State papers tell a different tale. It is sad to think how these practical masses of figures in bluebooks spoil our romances. But it cannot be helped. Murder will out-and so will truth. Well, the fact is, then, that this wild, excited, wealthy, whirling Lancashire, is one of the most virtuous-all things considered, perhaps the most virtuous-of the counties of England. Taking for example the elapsed years of this decade, (1840 to 1847,) Chester, Gloucester, Worcester, Warwick, Somerset,-these are the counties which carry off the palm of vice. Middlesex, of course, from its being the head-quarters of wealth, luxury, and fashion, is high on the black list. Lancashire, North Lancashire especially, is low down in it, there being only six counties with a lower proportion of convicted offenders; viz., Cornwall, Durham, Derby, Northumberland, Cumberland, and West

moreland. The following is an excerpt from the returns for 1847 :-Middlesex had 1 conviction in every 334 inhabitants; Worcester, 1 in 340; Gloucester, 1 in 421; Warwick, 1 in 449; Surrey, 1 in 496; Chester, 1 in 504; Bucks, 1 in 509; Berks, 1 in 512; Southampton, 1 in 518; Wilts, 1 in 538; Hereford, 1 in 544; Rutland, 1 in 551; Oxford, 1 in 560; Stafford, 1 in 567; Norfolk, 1 in 568; Hertford, 1 in 571; Monmouth, 1 in 581; Devon, 1 in 587; Somerset, 1 in 589; Essex, 1 in 602; Dorset, 1 in 603; Sussex, 1 in 609; Suffolk, 1 in 647; Bedford, 1 in 653; Kent, 1 in 668; Leicester, 1 in 681; Huntingdon, 1 in 696; Cambridge, 1 in 697. Then comes Lancaster-twentyninth in the list of forty English counties-with 1 in 744; a number which contrasts singularly with the returns from some of the more Arcadian and agricultural counties. Yet this return includes the population of Manchester, Liverpool, Wigan, Bolton, Oldham, Preston, and other busy and wealthy towns. Yorkshire, with its great cluster of industrious cities, is still lower in the list-its convictions being only 1 in 972. Mr. Clay, of Preston, who takes a proper pride in the virtues of his county, has laboured to show that Lancaster is about the most orderly and most obedient to the law in England. His facts and his arguments are unanswerable. When we allow for the vast increase of commitments occasioned by the influx of Irish paupers into Liverpool and Manchester; when we observe the crowds of Celtic faces in the ranks and rows of the New Bailey, Kirkdale,

and Preston House of Correction; and then consider how low, with all these alien additions to swell the return, the criminal calender actually is, we cannot but wonder and admire. More than half the population of the Borough gaol in Liverpool is Irish, and the same proportion will hold good of nearly all the prisons in Lancaster at this moment. Other facts, so far as North Lancashire is concerned, point to the same conclusions. In this division of the county, with a population of 500,000 souls, no execution for capital crime has taken place for more than twelve years. Such a circumstance, we believe, appertains to no other county of like extent in England. This is a striking fact. But to return to our more immediate topic.

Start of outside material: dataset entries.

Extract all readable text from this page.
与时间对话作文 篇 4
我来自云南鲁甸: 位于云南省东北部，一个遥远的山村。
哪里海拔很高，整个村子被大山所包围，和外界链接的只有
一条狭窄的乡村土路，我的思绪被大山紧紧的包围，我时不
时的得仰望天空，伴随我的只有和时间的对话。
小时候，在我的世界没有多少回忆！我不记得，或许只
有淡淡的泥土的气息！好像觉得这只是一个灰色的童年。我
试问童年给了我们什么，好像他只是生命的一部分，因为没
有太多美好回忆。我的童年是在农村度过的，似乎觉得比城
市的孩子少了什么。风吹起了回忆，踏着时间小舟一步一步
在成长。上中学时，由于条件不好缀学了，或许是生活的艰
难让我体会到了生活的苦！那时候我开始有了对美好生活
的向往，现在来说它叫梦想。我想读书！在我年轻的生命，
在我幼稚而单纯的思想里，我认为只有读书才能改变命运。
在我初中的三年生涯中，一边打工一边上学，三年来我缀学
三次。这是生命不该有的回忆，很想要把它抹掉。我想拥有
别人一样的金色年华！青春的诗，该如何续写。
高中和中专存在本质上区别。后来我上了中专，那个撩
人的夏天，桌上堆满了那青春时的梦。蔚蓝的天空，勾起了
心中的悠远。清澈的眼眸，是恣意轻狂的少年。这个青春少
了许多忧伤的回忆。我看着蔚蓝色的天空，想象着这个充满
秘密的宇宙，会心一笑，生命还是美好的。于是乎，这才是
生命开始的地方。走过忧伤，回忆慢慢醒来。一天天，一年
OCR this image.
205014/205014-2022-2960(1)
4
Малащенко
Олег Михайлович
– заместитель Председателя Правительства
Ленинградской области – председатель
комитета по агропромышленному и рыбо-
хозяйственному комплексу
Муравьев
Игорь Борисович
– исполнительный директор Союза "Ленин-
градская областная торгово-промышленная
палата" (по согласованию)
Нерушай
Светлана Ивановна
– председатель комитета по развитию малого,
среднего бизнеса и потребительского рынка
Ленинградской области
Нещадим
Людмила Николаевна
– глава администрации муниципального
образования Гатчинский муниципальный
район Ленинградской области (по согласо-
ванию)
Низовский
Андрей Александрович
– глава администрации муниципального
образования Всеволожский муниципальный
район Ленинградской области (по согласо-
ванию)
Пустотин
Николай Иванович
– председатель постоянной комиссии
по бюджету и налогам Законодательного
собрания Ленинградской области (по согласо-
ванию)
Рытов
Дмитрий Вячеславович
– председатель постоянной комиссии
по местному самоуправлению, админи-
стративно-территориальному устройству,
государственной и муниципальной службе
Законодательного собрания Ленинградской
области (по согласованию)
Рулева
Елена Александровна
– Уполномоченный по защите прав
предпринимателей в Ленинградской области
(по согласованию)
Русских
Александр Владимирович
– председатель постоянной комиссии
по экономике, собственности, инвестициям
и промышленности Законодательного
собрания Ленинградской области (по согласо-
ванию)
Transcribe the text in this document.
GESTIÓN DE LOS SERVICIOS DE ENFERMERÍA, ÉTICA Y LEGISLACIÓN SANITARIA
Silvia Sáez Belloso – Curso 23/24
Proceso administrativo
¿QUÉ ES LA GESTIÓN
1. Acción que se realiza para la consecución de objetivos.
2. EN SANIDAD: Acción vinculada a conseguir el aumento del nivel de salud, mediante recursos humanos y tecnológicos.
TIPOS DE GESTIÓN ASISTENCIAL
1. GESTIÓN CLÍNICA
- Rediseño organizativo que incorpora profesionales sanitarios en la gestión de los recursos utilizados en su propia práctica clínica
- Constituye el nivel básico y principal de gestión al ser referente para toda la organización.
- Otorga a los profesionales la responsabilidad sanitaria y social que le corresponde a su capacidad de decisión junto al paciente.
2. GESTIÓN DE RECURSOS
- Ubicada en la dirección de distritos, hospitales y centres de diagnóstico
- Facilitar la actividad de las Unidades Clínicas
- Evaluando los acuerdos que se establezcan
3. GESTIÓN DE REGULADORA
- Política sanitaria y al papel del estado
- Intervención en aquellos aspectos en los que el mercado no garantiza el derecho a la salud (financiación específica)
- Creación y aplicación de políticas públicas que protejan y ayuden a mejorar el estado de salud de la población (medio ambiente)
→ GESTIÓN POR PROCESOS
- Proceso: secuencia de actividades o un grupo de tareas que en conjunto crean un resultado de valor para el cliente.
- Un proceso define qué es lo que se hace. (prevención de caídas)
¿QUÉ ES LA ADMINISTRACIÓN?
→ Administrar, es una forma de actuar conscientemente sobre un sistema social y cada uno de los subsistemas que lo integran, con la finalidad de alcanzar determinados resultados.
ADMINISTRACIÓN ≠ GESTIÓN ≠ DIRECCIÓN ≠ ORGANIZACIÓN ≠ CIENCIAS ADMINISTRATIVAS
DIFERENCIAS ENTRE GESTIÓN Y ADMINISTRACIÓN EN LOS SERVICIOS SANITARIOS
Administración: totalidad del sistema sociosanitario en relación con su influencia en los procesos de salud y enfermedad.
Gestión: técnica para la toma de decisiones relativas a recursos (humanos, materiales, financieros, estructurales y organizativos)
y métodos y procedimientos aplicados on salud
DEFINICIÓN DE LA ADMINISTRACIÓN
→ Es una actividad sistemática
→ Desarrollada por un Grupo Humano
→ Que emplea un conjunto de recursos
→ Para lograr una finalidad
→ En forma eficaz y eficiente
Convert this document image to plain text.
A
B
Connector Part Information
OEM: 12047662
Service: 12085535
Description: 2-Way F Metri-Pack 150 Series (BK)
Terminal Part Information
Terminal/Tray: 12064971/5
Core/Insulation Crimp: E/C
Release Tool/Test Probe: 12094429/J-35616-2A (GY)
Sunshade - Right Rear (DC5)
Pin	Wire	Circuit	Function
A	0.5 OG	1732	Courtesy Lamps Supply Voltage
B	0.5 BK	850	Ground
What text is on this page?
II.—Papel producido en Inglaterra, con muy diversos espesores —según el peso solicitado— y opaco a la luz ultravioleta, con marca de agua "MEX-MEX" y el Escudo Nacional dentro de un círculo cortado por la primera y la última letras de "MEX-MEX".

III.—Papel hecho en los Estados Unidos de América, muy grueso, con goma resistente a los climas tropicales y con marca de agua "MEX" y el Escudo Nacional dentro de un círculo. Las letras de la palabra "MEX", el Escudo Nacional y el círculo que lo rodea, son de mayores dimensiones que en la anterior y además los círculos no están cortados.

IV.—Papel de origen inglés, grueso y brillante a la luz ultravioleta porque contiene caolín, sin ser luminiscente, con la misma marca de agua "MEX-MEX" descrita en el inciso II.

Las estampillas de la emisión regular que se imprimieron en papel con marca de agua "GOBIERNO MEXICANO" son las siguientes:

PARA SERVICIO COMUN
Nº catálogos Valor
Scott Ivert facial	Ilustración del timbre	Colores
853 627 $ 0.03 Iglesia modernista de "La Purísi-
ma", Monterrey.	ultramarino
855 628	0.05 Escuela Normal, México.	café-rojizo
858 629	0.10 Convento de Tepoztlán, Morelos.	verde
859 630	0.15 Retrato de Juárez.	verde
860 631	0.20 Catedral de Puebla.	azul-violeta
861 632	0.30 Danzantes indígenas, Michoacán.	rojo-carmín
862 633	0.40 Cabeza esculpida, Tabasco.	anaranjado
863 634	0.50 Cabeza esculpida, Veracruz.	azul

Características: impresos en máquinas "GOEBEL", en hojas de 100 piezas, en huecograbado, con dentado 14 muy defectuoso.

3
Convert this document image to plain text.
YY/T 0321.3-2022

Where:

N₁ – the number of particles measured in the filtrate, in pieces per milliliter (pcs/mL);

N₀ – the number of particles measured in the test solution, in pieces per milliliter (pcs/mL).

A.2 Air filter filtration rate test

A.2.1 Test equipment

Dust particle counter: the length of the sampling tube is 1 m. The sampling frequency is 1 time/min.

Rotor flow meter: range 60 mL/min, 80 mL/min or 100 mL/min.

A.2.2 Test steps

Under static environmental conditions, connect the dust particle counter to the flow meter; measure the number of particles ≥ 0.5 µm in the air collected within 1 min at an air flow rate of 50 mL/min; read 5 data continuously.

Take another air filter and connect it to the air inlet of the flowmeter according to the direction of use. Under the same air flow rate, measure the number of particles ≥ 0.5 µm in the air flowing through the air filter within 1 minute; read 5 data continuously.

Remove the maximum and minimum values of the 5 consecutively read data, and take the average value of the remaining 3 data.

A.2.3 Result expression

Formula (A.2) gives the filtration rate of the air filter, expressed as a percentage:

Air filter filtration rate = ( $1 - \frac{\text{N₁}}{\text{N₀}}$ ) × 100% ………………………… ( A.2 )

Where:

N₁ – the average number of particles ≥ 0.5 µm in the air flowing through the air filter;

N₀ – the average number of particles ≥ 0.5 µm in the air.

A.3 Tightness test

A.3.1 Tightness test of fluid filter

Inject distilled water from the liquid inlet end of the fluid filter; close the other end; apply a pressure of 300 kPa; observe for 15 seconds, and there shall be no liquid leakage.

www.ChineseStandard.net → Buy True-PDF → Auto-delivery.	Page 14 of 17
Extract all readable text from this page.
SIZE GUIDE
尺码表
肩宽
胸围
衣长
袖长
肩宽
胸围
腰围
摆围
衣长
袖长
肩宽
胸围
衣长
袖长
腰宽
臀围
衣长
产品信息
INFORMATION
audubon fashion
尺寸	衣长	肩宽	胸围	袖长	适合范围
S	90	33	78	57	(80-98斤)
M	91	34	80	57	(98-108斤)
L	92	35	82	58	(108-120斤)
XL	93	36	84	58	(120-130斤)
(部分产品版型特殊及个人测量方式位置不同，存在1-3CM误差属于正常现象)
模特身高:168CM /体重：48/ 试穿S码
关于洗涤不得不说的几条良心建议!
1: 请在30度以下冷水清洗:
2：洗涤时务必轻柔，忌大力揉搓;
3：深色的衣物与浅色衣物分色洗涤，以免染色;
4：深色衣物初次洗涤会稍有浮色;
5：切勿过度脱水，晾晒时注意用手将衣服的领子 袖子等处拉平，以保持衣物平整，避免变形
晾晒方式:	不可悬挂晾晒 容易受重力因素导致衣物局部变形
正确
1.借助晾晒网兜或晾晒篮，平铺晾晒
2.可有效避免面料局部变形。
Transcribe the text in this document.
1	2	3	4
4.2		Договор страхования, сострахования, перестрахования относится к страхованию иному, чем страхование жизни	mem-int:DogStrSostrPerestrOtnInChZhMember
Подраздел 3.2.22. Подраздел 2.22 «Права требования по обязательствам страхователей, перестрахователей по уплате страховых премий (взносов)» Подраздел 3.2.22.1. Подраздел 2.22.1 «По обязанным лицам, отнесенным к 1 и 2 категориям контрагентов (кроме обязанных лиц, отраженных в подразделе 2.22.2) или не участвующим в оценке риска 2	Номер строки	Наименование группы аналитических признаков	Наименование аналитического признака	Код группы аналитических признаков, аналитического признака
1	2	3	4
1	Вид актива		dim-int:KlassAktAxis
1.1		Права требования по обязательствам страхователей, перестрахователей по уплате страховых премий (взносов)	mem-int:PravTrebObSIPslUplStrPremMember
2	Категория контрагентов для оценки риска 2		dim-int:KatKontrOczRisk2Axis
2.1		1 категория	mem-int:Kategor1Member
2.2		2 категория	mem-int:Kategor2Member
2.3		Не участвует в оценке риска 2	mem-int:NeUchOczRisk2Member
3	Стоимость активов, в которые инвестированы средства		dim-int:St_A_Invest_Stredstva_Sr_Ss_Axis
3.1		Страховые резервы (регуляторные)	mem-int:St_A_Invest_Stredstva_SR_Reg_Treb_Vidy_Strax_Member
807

The new Manchester gaol for the borough is situate outside the town, about two miles from the Exchange, on a flat piece of ground on the Gorton-road, and conveniently near to the Longsight railway station. The area enclosed within the boundary wall is about ten acres in extent. The wall is lofty, and built of summit stone. At three of the principal angles are octagonal towers, to be used as residences by the officials, which give a certain picturesque effect to the mass of building. The main entrance is a massive gateway, flanked with handsome wings in a bold style of Italian architecture, varied by massive columns and square blocks of stone, finished in rustic. These wings will form the residences of the governor and chaplain. The whole building forms a striking addition to the architectural beauties of the city.